When do parents stop being the enemy and start to become friends?
Maybe it's the fact that I don't live at home for nine months out of the year now. Maybe it has something to do with the fact that we talk on the phone everyday, or that I'm just getting older. Maybe my stories of Notre Dame bring back my parents' memories of their time here.
Or, as one friend put it, it's when you stop fighting with your parents, and start planning events to drink with them.
Whatever it is, JPW marked a change in my relationship with my parents. There is really nothing like introducing your parents to your life in college. It's not a hectic football weekend, with the band playing at every turn and NDSP roaming the parking lots around the stadium armed with breathalyzers. It's not a weepy Frosh-O goodbye or a frantic end-of-the-semester packing debacle.
For the first time, I had a weekend with nothing to do but enjoy the company of my parents. In some ways, it was a lot like other times here with my friends. But instead of a circle of girls dancing to "Livin' on a Prayer," it was my dad. Instead of running to DeBartolo in the clothes I slept in the night before, my parents accompanied me to meetings with my professors. Replace Fajita Friday at NDH with a banquet for 1,000 other juniors on the ice rink, and you have the Saturday night dinner.
In addition to meeting my friends, my parents also had the opportunity to interact with the parents of my friends. Some were familiar faces from tailgating the last few years; some were total strangers. Thrown together at a Saturday night party with nothing in common but tuition bills, my parents made conversation about everything from trips to Spain to trips to Mitchell, South Dakota. They cut moves on the dance floor, took pictures and beat me in college football trivia.
When my parents pulled away from Cavanaugh after the Sunday brunch, it felt a lot like Aug. 2003. But this time, they weren't abandoning me to a scary world of strangers who all had 4.0's in high school. They had made friends with my friends. It wasn't the worlds-colliding experience I had expected - instead, it brought together my family from home and the family I made here.
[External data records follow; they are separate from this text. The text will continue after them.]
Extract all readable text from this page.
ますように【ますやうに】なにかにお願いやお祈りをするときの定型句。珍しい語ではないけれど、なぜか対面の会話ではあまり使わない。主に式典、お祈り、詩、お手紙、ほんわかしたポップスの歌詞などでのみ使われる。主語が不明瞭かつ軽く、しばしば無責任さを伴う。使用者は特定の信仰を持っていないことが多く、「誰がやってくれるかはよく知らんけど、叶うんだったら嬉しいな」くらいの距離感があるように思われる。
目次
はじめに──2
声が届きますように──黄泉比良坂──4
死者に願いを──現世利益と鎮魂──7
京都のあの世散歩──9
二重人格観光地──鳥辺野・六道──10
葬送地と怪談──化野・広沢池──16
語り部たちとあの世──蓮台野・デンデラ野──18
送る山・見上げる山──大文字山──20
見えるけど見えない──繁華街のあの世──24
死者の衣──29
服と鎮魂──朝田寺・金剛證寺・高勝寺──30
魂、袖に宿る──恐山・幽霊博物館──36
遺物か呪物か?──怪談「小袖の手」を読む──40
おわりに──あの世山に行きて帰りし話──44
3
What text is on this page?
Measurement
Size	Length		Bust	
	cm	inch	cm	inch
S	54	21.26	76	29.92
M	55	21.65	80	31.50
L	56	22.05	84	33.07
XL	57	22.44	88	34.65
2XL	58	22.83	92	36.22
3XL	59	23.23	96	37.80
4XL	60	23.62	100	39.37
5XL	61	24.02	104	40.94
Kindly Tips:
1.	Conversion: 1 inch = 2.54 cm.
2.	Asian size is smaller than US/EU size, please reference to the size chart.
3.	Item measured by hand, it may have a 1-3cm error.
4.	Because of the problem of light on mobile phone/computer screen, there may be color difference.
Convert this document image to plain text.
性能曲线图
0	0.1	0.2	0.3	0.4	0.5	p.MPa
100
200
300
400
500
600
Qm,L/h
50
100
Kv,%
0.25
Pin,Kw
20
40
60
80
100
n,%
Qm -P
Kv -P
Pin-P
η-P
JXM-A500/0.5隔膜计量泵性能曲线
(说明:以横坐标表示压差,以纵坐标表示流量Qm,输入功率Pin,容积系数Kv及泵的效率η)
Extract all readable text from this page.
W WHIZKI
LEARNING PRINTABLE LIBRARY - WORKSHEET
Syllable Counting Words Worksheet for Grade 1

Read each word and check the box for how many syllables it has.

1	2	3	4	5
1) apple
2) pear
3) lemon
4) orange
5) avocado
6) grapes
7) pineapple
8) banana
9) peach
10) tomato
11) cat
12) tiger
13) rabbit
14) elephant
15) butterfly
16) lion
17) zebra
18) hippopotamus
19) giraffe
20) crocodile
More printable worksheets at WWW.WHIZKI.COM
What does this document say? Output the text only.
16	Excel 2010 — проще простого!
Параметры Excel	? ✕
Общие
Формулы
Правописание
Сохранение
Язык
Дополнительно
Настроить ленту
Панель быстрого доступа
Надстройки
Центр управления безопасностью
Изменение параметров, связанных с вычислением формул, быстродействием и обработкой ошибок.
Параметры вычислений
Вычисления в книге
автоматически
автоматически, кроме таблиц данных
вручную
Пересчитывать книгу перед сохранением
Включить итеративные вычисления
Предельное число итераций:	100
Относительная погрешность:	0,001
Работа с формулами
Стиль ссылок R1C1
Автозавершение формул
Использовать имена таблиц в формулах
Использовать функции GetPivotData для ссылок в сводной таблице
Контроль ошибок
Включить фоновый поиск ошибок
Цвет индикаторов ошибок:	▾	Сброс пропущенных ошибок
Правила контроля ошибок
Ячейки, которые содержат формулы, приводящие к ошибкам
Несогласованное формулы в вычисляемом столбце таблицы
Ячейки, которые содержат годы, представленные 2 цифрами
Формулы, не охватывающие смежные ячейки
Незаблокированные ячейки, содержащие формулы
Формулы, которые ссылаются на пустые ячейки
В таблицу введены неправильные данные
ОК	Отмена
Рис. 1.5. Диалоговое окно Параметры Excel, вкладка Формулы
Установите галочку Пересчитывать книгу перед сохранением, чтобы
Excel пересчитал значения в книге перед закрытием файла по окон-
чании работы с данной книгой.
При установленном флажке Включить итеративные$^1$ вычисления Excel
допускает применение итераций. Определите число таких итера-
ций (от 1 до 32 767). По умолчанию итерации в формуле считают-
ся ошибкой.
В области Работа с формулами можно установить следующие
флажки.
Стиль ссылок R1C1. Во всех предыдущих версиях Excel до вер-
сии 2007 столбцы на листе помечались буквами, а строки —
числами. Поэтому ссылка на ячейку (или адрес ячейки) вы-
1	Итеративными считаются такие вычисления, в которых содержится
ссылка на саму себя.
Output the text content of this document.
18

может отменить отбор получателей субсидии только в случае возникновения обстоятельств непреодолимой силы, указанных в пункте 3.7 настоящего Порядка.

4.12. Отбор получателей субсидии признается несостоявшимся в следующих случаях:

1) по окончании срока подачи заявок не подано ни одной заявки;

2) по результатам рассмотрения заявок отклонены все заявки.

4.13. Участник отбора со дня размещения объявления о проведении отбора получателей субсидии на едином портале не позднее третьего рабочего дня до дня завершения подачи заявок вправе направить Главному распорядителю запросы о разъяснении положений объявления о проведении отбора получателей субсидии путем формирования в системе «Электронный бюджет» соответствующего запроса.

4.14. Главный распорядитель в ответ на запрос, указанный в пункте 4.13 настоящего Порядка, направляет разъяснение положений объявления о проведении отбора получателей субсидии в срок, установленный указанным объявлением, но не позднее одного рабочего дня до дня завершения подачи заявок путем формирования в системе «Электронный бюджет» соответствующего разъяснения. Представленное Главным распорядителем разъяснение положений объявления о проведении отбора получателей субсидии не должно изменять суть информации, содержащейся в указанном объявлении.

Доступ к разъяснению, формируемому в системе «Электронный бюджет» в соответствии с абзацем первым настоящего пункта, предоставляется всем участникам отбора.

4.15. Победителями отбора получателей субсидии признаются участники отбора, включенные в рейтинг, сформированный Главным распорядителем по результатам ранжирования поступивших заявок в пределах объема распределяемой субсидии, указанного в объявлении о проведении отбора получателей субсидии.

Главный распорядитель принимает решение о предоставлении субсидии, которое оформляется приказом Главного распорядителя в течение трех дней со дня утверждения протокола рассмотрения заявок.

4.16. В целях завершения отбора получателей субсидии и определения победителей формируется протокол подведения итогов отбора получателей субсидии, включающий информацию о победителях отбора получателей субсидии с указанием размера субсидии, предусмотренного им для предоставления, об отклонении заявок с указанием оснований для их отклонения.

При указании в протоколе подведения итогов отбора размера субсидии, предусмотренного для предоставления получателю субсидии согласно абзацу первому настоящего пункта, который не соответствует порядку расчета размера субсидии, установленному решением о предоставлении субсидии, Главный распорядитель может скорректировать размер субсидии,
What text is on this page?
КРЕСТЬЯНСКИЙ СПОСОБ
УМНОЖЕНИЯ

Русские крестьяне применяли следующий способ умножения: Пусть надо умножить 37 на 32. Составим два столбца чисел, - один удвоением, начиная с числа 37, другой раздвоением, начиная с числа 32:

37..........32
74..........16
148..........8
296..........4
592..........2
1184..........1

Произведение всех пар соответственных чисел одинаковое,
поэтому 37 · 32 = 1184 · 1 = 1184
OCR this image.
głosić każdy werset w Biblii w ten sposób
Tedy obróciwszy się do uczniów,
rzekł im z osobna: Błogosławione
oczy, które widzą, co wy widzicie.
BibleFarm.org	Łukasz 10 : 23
So thank you, Notre Dame, for giving us a weekend to appreciate our changing relationships with our parents. Thank you, friends, for your discretion around my family (joking, Dad, seriously). Thank you, parents of my friends, for your amusing dance moves (specifically, Mrs. Davenport and Mr. Jackson). But most of all, thank you, Mom and Dad. Not just for the groceries and the non-dining-hall dinners, but for making the trip out here. That's what parents do, I guess. But it's also what friends are for. And it's fun being friends as well as family.